By contrast, Zanella and colleagues reported that differences in the site and stage of primary colorectal cancer, the number of pulmonary metastases, and DFI between the time of initial treatment of the primary tumor and the diagnosis of lung metastases appeared to have no influence on overall survival or DFI after metastasectomy [8]. Because the patients' backgrounds in our study were different from other reports owing to our strict selection, we were unable to identify any prognostic clinical factors in the present study.
Most of these previously discussed studies focused on morphologic examination of primary tumors, and there had been only one report on the histologic appearance of metastatic lesions. Shirakusa and colleagues reported that the lesions of the patients who underwent pulmonary metastasectomy could be divided into two typesan infiltrative type and a noninfiltrative typeaccording to the histologic appearance of the tumor margin of the metastatic lesion [19]. They defined the infiltrative type as a metastatic tumor that had invaded the surrounding lung parenchyma, the same as observed in the primary lung cancer lesion.

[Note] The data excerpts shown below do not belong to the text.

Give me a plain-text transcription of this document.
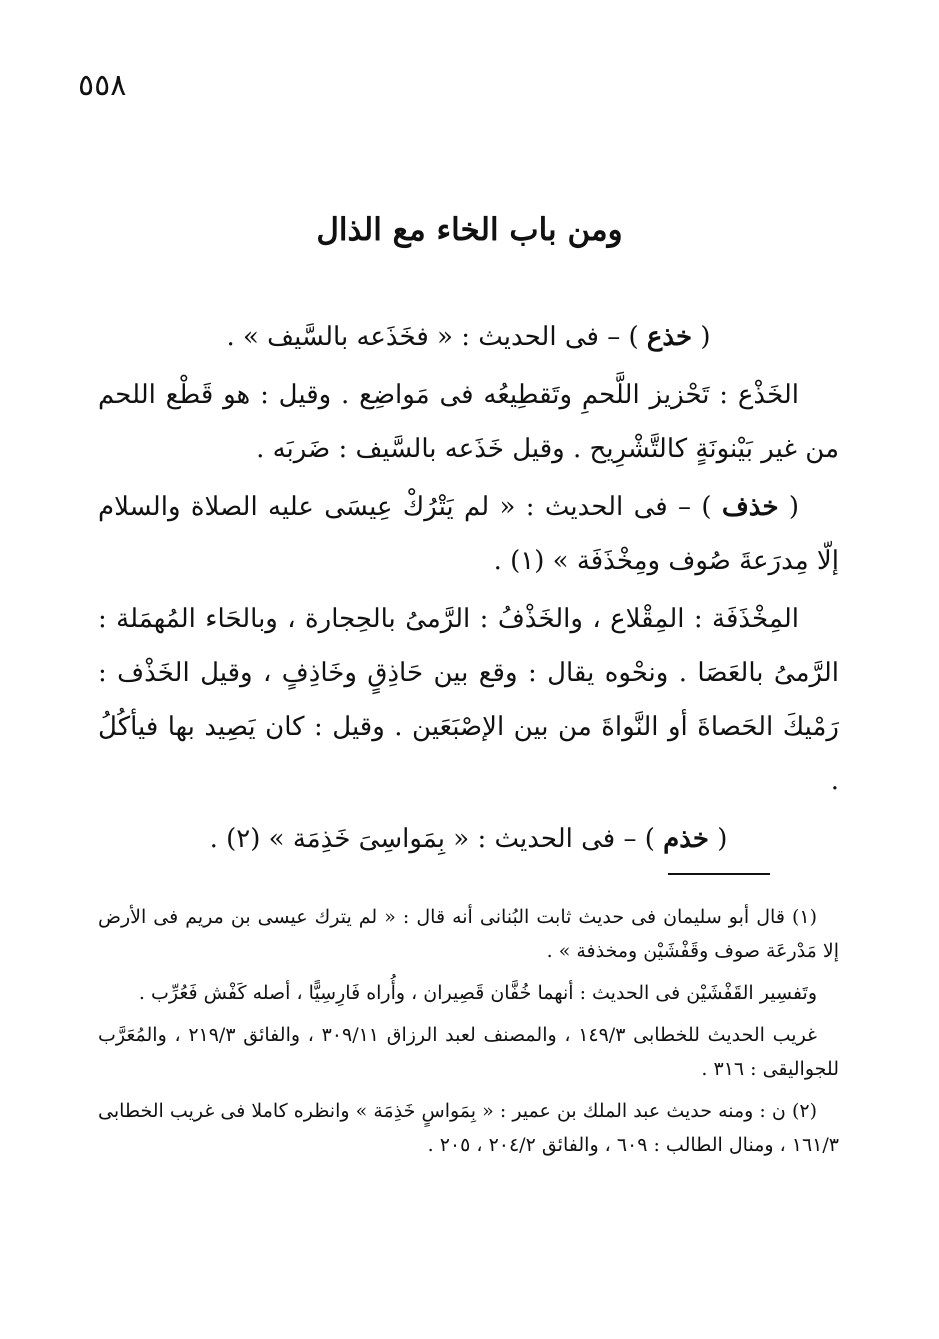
٥٥٨
ومن باب الخاء مع الذال

( خذع ) – فى الحديث : « فخَذَعه بالسَّيف » .

الخَذْع : تَحْزيز اللَّحمِ وتَقطِيعُه فى مَواضِع . وقيل : هو قَطْع اللحم من غير بَيْنونَةٍ كالتَّشْرِيح . وقيل خَذَعه بالسَّيف : ضَربَه .

( خذف ) – فى الحديث : « لم يَتْرُكْ عِيسَى عليه الصلاة والسلام إلّا مِدرَعةَ صُوف ومِخْذَفَة » (١) .

المِخْذَفَة : المِقْلاع ، والخَذْفُ : الرَّمىُ بالحِجارة ، وبالحَاء المُهمَلة : الرَّمىُ بالعَصَا . ونحْوه يقال : وقع بين حَاذِقٍ وخَاذِفٍ ، وقيل الخَذْف : رَمْيكَ الحَصاةَ أو النَّواةَ من بين الإصْبَعَين . وقيل : كان يَصِيد بها فيأكُلُ .

( خذم ) – فى الحديث : « بِمَواسِىَ خَذِمَة » (٢) .

(١) قال أبو سليمان فى حديث ثابت البُنانى أنه قال : « لم يترك عيسى بن مريم فى الأرض إلا مَدْرعَة صوف وقَفْشَيْن ومخذفة » .

وتَفسِير القَفْشَيْن فى الحديث : أنهما خُفَّان قَصِيران ، وأُراه فَارِسِيًّا ، أصله كَفْش فَعُرِّب .

غريب الحديث للخطابى ١٤٩/٣ ، والمصنف لعبد الرزاق ٣٠٩/١١ ، والفائق ٢١٩/٣ ، والمُعَرَّب للجواليقى : ٣١٦ .

(٢) ن : ومنه حديث عبد الملك بن عمير : « بِمَواسٍ خَذِمَة » وانظره كاملا فى غريب الخطابى ١٦١/٣ ، ومنال الطالب : ٦٠٩ ، والفائق ٢٠٤/٢ ، ٢٠٥ .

The 5-year survival was worse in the infiltrative-type patients, and the lymph node metastasis rate was higher. Because the number of patients in their study was quite small and the morphologic definition of cancer infiltration into surrounding lung parenchyma was unclear, no correlations between the pathologic features and pattern of recurrence has been demonstrated.
In the current study, 5 patients showed malignant-positive surgical margin. In these 5 patients, ASFC was noted in 3 patients and vascular invasion in 2 patients. However, as shown in Table 1, we could not find the relationship between surgical margin and prognostic factors.

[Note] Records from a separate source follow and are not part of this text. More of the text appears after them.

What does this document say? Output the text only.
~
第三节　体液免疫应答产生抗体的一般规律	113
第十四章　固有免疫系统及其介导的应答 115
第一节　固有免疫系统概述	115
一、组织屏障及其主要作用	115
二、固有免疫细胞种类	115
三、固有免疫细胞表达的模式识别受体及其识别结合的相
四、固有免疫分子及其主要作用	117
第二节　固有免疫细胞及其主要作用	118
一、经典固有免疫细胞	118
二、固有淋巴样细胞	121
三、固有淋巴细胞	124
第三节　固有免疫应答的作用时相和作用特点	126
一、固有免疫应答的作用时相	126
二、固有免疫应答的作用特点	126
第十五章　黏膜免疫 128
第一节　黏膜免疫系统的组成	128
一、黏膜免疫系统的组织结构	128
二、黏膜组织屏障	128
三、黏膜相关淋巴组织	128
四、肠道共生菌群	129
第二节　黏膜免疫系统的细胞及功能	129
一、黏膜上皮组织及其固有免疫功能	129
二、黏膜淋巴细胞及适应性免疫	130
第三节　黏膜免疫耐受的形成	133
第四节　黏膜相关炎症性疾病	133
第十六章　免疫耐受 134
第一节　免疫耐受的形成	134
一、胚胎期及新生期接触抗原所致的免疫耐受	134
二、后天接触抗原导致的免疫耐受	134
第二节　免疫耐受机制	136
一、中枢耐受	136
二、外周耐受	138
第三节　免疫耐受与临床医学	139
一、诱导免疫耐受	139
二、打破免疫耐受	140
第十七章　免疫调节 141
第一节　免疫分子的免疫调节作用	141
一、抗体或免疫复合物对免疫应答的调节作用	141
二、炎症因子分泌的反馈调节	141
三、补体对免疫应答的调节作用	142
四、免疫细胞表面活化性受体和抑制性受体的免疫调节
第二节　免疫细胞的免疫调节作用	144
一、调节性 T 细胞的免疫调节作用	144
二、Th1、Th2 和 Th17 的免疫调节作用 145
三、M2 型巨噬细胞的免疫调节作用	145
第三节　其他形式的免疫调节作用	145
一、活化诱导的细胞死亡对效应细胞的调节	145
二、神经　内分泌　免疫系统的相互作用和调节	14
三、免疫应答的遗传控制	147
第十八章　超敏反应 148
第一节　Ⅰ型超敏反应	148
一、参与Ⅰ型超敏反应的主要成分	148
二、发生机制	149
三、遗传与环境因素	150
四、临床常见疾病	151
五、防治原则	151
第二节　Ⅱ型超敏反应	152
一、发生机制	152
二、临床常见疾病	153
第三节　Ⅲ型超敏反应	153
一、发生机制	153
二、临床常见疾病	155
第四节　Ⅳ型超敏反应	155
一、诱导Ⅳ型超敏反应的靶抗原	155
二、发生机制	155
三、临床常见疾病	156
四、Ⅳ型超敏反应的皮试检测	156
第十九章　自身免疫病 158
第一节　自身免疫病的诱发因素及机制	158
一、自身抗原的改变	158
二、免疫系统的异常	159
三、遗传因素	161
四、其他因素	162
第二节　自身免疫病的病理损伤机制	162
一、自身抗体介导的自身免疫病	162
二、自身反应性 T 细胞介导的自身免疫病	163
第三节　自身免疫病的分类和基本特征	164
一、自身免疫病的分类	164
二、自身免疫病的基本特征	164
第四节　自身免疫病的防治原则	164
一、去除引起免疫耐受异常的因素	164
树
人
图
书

The results of this study showed that ASFC, vascular, lymphatic, and pleural invasions were associated with poor outcome of patients with pulmonary metastasis of colorectal cancer. Multivariate analysis revealed two morphologic factors, ASFC and vascular invasion, as independent prognostic factors. When these two factors were combined, the patients with ASFC and vascular invasion were found to have a worse outcome, while the patients negative for both had a better outcome. These factors may reflect the biologic aggressiveness of malignant cancer cells. Although the molecular mechanisms of ASFC and vascular invasion by pulmonary metastases of colorectal cancer are still unclear, the loss of cell-to-cell adhesion or anchorage-independent growth of cancer cells may contribute to ASFC and vascular invasion. Clarifying the mechanisms of ASFC and vascular invasion would provide insight into the aggressive behavior of metastatic colon cancer. We are now attempting to identify molecular markers for ASFC and vascular invasion.
In this study we identified effective pathologic prognostic markers for colorectal cancer patients who have undergone pulmonary metastasectomy. Although no adjuvant therapy has been available after pulmonary resection, clinical trials may be needed for patients with ASFC and vascular invasion.